|HU, Y - University Of Mississippi|
|WILLETT, K - University Of Mississippi|
|KHAN, I - University Of Mississippi|
|DASMAHAPATRA, A - University Of Mississippi|
Submitted to: Comparative Biochemistry and Physiology
Publication Type: Peer Reviewed Journal
Publication Acceptance Date: 7/22/2009
Publication Date: 11/15/2009
Citation: Hu, Y., Willett, K.L., Khan, I.A., Scheffler, B.E., Dasmahapatra, A.K. 2009. Ethanol Disrupts Chondrification of the Neurocranial Cartilages in Medaka Embryos without Affecting Aldehyde Dehydrogenase 1A2 (Aldh1A2) Promoter Methylation. Comparative Biochemistry and Physiology. 150(4):495-502.
Interpretive Summary: Medaka can be used as a model fish species to study fish development and interactions with chemicals. Ethanol is known to have undesirable effects and a there is a series of genes that are influenced by the presence or absence of ethanol. Many of these genes are associated with the detoxification of ethanol. Therefore there is interest in understanding how these genes are regulated due to the presence of ethanol. This study examined one of the genes associated with ethanol detoxification and specifically examined if an important type of modification was occurring in the portion of the gene that regulates how it is expressed. The study revealed that this type of modification, methylation pattern, was not occurring.

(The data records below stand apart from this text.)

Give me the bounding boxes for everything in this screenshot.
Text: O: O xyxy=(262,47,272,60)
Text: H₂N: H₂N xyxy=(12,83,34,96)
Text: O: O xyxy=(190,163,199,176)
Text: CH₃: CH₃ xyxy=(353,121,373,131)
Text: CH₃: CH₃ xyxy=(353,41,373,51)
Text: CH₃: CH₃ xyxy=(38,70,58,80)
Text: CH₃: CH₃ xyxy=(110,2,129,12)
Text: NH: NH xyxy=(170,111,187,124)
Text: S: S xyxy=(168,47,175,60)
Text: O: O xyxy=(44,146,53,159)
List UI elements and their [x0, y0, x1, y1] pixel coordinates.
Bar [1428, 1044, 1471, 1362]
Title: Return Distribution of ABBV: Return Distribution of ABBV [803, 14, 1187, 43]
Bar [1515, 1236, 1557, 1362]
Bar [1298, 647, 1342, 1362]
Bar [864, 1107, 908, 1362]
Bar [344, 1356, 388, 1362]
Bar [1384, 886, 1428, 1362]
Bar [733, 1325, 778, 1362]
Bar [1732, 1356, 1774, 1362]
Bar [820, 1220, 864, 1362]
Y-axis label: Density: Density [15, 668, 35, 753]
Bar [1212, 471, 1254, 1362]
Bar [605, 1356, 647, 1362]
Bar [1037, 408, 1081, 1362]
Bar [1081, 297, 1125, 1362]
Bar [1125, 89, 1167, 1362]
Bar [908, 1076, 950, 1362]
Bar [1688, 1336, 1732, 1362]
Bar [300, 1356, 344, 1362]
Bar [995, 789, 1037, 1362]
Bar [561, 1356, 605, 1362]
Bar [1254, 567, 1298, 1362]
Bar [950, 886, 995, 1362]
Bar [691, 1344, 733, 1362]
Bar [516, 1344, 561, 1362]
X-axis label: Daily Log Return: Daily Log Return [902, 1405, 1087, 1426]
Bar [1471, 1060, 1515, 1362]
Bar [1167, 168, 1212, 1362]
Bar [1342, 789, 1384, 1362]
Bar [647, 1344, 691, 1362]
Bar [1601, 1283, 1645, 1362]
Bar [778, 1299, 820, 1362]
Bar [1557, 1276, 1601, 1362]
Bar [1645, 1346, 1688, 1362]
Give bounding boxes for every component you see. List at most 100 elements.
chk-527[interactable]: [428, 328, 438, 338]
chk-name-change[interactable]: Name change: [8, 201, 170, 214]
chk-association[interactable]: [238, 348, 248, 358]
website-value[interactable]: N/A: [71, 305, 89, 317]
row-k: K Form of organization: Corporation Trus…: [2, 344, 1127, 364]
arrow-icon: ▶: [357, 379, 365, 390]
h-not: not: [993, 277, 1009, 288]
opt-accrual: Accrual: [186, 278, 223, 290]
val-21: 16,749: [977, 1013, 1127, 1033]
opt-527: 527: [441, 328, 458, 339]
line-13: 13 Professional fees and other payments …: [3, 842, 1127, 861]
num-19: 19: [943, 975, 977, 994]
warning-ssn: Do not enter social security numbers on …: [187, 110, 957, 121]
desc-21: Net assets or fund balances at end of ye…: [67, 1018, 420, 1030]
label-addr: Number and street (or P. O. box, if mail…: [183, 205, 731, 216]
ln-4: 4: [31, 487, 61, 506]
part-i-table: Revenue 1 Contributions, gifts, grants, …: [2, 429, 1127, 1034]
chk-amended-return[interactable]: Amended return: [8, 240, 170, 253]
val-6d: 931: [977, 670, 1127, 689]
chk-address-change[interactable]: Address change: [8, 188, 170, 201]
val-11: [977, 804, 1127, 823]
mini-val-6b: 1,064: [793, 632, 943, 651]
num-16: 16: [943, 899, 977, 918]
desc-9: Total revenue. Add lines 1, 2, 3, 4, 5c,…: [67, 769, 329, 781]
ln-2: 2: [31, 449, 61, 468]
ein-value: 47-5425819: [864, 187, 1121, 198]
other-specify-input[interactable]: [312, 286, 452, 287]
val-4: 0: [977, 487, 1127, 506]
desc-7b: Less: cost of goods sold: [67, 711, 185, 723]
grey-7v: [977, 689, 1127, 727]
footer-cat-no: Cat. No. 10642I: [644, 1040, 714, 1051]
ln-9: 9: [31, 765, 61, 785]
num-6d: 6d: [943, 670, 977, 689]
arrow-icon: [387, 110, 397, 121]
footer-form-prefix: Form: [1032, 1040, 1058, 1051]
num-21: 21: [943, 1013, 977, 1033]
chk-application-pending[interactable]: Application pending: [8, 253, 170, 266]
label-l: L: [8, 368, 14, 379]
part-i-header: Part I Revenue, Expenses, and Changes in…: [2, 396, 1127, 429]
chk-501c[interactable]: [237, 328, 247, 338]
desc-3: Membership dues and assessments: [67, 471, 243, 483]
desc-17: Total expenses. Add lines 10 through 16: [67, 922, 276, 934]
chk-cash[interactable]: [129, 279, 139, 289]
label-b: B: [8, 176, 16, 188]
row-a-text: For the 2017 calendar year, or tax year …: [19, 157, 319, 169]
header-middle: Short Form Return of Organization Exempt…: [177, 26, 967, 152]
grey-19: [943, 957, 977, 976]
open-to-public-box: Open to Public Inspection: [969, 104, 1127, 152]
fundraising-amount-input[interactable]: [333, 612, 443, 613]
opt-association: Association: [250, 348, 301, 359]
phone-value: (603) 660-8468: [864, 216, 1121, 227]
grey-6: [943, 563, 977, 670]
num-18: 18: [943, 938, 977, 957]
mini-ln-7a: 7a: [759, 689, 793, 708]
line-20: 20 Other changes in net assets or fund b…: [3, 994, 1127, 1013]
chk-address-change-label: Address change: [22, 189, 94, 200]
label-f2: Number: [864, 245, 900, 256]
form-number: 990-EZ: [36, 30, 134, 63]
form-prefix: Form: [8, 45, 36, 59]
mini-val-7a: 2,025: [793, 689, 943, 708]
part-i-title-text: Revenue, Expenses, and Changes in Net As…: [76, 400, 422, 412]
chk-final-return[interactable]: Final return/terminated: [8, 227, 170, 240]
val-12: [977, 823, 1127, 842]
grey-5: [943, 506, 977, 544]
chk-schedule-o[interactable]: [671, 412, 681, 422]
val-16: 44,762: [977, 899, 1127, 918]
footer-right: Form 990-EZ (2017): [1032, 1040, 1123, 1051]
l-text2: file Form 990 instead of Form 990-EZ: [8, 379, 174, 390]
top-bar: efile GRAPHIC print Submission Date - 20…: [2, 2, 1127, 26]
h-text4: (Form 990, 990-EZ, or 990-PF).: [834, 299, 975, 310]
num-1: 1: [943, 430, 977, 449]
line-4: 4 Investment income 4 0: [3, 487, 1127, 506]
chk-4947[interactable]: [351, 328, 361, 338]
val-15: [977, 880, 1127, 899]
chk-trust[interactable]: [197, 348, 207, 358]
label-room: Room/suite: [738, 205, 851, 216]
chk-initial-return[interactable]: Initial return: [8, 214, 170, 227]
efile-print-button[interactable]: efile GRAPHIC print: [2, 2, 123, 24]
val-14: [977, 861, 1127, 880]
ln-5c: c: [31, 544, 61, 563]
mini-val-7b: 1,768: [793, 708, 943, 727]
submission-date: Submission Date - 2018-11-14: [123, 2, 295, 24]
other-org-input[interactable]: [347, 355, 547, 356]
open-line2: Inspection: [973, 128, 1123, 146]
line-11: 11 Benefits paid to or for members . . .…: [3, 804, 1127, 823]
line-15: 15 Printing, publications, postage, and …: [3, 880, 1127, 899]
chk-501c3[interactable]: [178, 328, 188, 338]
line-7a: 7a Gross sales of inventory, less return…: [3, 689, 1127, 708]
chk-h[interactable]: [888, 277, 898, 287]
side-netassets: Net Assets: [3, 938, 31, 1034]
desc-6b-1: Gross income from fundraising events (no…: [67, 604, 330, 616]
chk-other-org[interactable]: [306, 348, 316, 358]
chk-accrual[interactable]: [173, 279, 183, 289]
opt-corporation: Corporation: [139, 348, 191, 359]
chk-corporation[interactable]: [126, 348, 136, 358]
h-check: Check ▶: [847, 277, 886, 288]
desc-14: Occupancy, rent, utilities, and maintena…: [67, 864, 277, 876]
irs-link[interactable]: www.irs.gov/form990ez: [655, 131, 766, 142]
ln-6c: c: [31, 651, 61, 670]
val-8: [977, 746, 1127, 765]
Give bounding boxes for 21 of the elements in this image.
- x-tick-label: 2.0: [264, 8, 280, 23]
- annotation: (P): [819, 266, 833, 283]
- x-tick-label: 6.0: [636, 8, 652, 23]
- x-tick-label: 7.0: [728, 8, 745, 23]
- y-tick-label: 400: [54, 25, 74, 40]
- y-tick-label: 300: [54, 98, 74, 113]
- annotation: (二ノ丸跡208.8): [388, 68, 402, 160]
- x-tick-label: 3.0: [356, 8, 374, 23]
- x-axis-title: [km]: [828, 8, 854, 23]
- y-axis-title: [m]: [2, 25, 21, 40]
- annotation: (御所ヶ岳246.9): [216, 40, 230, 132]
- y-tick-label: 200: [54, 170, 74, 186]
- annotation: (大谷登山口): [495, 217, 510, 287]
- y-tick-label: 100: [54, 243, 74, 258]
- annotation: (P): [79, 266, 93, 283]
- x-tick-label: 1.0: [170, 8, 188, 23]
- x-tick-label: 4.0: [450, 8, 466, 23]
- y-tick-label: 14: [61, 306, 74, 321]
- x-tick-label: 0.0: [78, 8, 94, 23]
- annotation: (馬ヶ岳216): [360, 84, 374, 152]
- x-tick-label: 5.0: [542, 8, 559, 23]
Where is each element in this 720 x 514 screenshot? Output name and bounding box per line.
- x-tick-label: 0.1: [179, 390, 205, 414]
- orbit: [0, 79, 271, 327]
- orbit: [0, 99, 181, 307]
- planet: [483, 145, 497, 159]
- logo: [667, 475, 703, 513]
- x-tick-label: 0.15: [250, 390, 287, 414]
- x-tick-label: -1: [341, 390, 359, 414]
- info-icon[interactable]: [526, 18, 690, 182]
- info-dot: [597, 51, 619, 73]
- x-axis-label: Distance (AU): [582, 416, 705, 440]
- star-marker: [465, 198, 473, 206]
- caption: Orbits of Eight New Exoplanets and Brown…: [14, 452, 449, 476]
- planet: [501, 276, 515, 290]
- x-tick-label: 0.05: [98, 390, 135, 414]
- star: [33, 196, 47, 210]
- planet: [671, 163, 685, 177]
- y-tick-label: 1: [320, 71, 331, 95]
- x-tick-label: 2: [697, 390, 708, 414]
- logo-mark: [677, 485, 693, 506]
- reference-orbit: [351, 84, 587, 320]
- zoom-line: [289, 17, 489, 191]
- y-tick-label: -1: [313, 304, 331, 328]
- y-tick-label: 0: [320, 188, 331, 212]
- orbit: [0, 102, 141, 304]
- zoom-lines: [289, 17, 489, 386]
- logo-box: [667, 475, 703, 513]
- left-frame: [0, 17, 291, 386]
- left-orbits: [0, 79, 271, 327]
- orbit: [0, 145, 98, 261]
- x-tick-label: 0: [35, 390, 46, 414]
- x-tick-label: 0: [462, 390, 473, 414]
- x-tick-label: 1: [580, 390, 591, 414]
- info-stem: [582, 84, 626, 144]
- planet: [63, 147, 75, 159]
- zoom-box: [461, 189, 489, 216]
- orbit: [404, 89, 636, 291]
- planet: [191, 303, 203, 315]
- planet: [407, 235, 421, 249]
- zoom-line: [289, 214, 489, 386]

Technical Abstract: Medaka (Oryzias latipes) embryos at different developmental stages were exposed to ethanol for 48 h, then allowed to hatch. Teratogenic effects were evaluated in hatchlings after examining chondrocranial cartilage deformities. Ethanol disrupted cartilage development in medaka in a dose and developmental stage-specific manner. Compared to controls, the linear length of the neurocranium and other cartilages were reduced in ethanol-treated groups. Moreover, the chondrification in cartilages, specifically trabeculae and polar cartilages, were inhibited by ethanol. To understand the mechanism of ethanol teratogenesis, NAD+: NADH status during embryogenesis and the methylation pattern of Aldh1A2 promoter in whole embryos and adult tissues (brain, eye, heart and liver) were analyzed. Embryos 6 dpf had higher NAD+ than embryos 0 or 2 dpf. Ethanol (200 or 400 mM) was able to reduce NAD+ content in 2 and 6 dpf embryos. However, in both cases reductions were not significantly different from the controls. Moreover, no significant difference in either NADH content or in NAD+: NADH status of the ethanol-treated embryos, with regard to controls, was observed. The promoter of Aldh1A2 contains 31 CpG dinucleotides (- 705 to + 154, ATG = + 1); none of which were methylated. Compared to controls, embryonic ethanol exposure (100 and 400 mM) was unable to alter Aldh1A2 promoter methylation in embryos or in the tissues of adults (breeding) developmentally exposed to ethanol (300 mM, 48 hpf). From these data we conclude that ethanol teratogenesis in medaka does not induce alteration in the methylation pattern of Aldh1A2 promoter, but does change cartilage development.